Tuesday, December 30, 2008

The View from the Pew

by Kristin McGuire

As I wheeled my grocery cart around a produce display on a recent trip to the grocery store, my eyes fell upon the spectacle of a woman lying motionless on the floor. I gasped, surprised to happen upon such an unexpected scenario that nobody else knew about. Upon further investigation, it appeared that she had had a dizzy spell and grabbed the newspaper rack for support to keep herself from falling, but the newspapers weren’t heavy enough, and the whole rack had spilled with her. I imagined that that is what happened. Whether she hit her head or lost consciousness for some other reason I knew not, so, being the first observer, I called 9-1-1. Soon, she was surrounded by a bustle of rescue activity and was whisked off to Maine Medical Center where she remained in the I.C.U. for several days.

Later, as I pondered the incident over and over, I remembered the look of fear on the face of the woman’s father, who was there, as he took in the unexpected scenario. Death was a very real possibility. I guess you could say he was experiencing the fear of death (his daughter’s). Then I got to thinking about what the Bible says about the fear of death. (I am one of those persons who has a song or a Bible verse for everything.) According to Hebrews 2:14 and 15, fear of death causes us to be subject to or in danger of bondage. But we are called to liberty and should not be entangled with the yoke of bondage, according to Galatians 5:1 and 13. Clearly, then, bondage is not what Christ has in mind for us. He came to give us life—and that more abundantly (see John 10:10).

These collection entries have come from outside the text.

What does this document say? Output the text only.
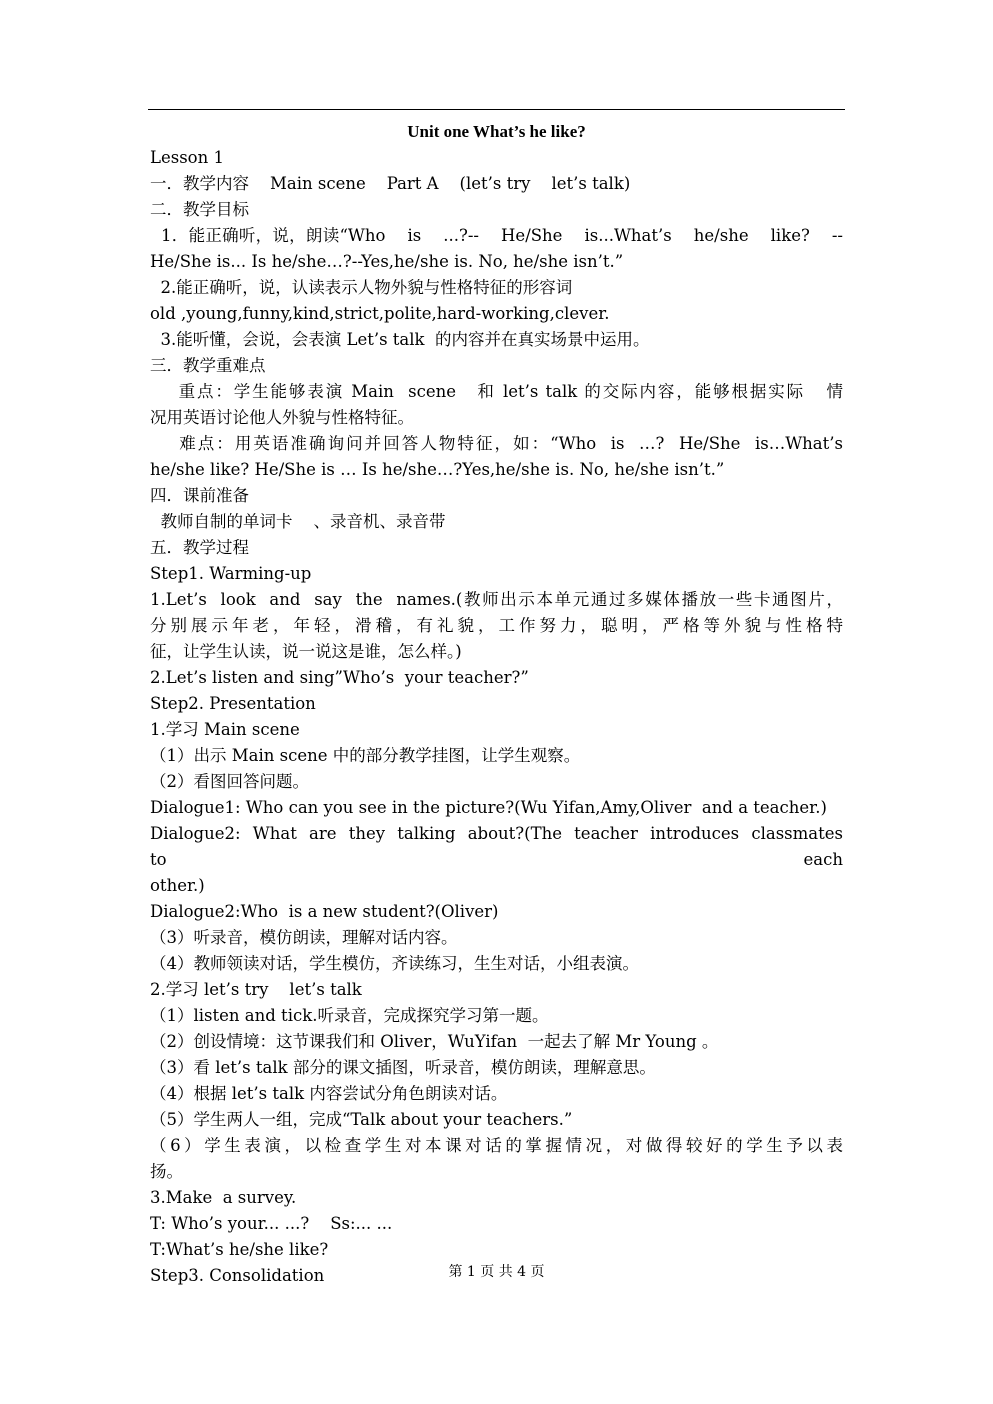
Unit one What’s he like?
Lesson 1
一．教学内容    Main scene    Part A    (let’s try    let’s talk)
二．教学目标
1．能正确听，说，朗读“Who    is    ...?--    He/She    is...What’s    he/she    like?    --
He/She is... Is he/she…?--Yes,he/she is. No, he/she isn’t.”
2.能正确听，说，认读表示人物外貌与性格特征的形容词
old ,young,funny,kind,strict,polite,hard-working,clever.
3.能听懂，会说，会表演 Let’s talk  的内容并在真实场景中运用。
三．教学重难点
重点：学生能够表演 Main  scene   和 let’s talk 的交际内容，能够根据实际   情
况用英语讨论他人外貌与性格特征。
难点：用英语准确询问并回答人物特征，如：“Who  is  …?  He/She  is…What’s
he/she like? He/She is … Is he/she…?Yes,he/she is. No, he/she isn’t.”
四．课前准备
教师自制的单词卡    、录音机、录音带
五．教学过程
Step1. Warming-up
1.Let’s  look  and  say  the  names.(教师出示本单元通过多媒体播放一些卡通图片，
分别展示年老，年轻，滑稽，有礼貌，工作努力，聪明，严格等外貌与性格特
征，让学生认读，说一说这是谁，怎么样。)
2.Let’s listen and sing”Who’s  your teacher?”
Step2. Presentation
1.学习 Main scene
（1）出示 Main scene 中的部分教学挂图，让学生观察。
（2）看图回答问题。
Dialogue1: Who can you see in the picture?(Wu Yifan,Amy,Oliver  and a teacher.)
Dialogue2:  What  are  they  talking  about?(The  teacher  introduces  classmates  to  each
other.)
Dialogue2:Who  is a new student?(Oliver)
（3）听录音，模仿朗读，理解对话内容。
（4）教师领读对话，学生模仿，齐读练习，生生对话，小组表演。
2.学习 let’s try    let’s talk
（1）listen and tick.听录音，完成探究学习第一题。
（2）创设情境：这节课我们和 Oliver，WuYifan  一起去了解 Mr Young 。
（3）看 let’s talk 部分的课文插图，听录音，模仿朗读，理解意思。
（4）根据 let’s talk 内容尝试分角色朗读对话。
（5）学生两人一组，完成“Talk about your teachers.”
（6）学生表演，以检查学生对本课对话的掌握情况，对做得较好的学生予以表
扬。
3.Make  a survey.
T: Who’s your... ...?    Ss:... ...
T:What’s he/she like?
Step3. Consolidation	第 1 页 共 4 页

So how can we preserve ourselves from such entanglement? The best remedy for fear of death is this: you must believe that Christ’s death was your death. Then, once you are dead, you don’t have to be afraid to die. Right there in Colossians 3:3, it says that you are dead. The question, then, is this: how do you live when you are dead? The answer is in 2 Corinthians 5:14: “The love of Christ constraineth us.”[i]

Three things pop out at me when I look up “constrain” in my Bible dictionary. The first is the phrase “contrary to nature.” The force that constrains us is agape love, and that is contrary to our own sinful human nature. In other words, it does not come as standard equipment. It is a gift from heaven. The second word that stands out is “alongside.” It just so happens that the Greek word for Comforter is parakletos, which means “called to one’s side.” And the third phrase that stands out under constrain is “to hold together.” Putting it all together, God sends us the Comforter, which is the Holy Spirit, to come alongside us so that we might be constrained by His agape to live a life that is contrary to our nature. And that is how we live when we are dead. But there is just one more factor involved: the holding together part.

I recently saw Louie Giglio’s DVD How Great is our God. In it he showed the molecular structure of laminin, the stuff that holds our cells together. It is in the shape of a cross! First he showed a diagram of it, and it was pretty awe-inspiring, but when he showed an actual photograph of the thing, my heart was strangely warmed. While maintaining the distinct image of the cross, it was all kind of gnarly and bent-looking. Then he read the text, “In Him all things hold together” (Colossians 1:17, RSV), and I literally felt my insides heave. Our God put within us millions of little gnarly crosses to hold our cells together! The cross is where justice and mercy meet, where sinful human flesh meets with the Holy God and gets restored to His image, and where all the inhabitants of the galaxies will find once and for all that God indeed is love. This is what holds us together. This is what holds the universe together.

And this is how we live when we are dead!

[i] Unless otherwise indicated, all scriptures are taken from the King James Version.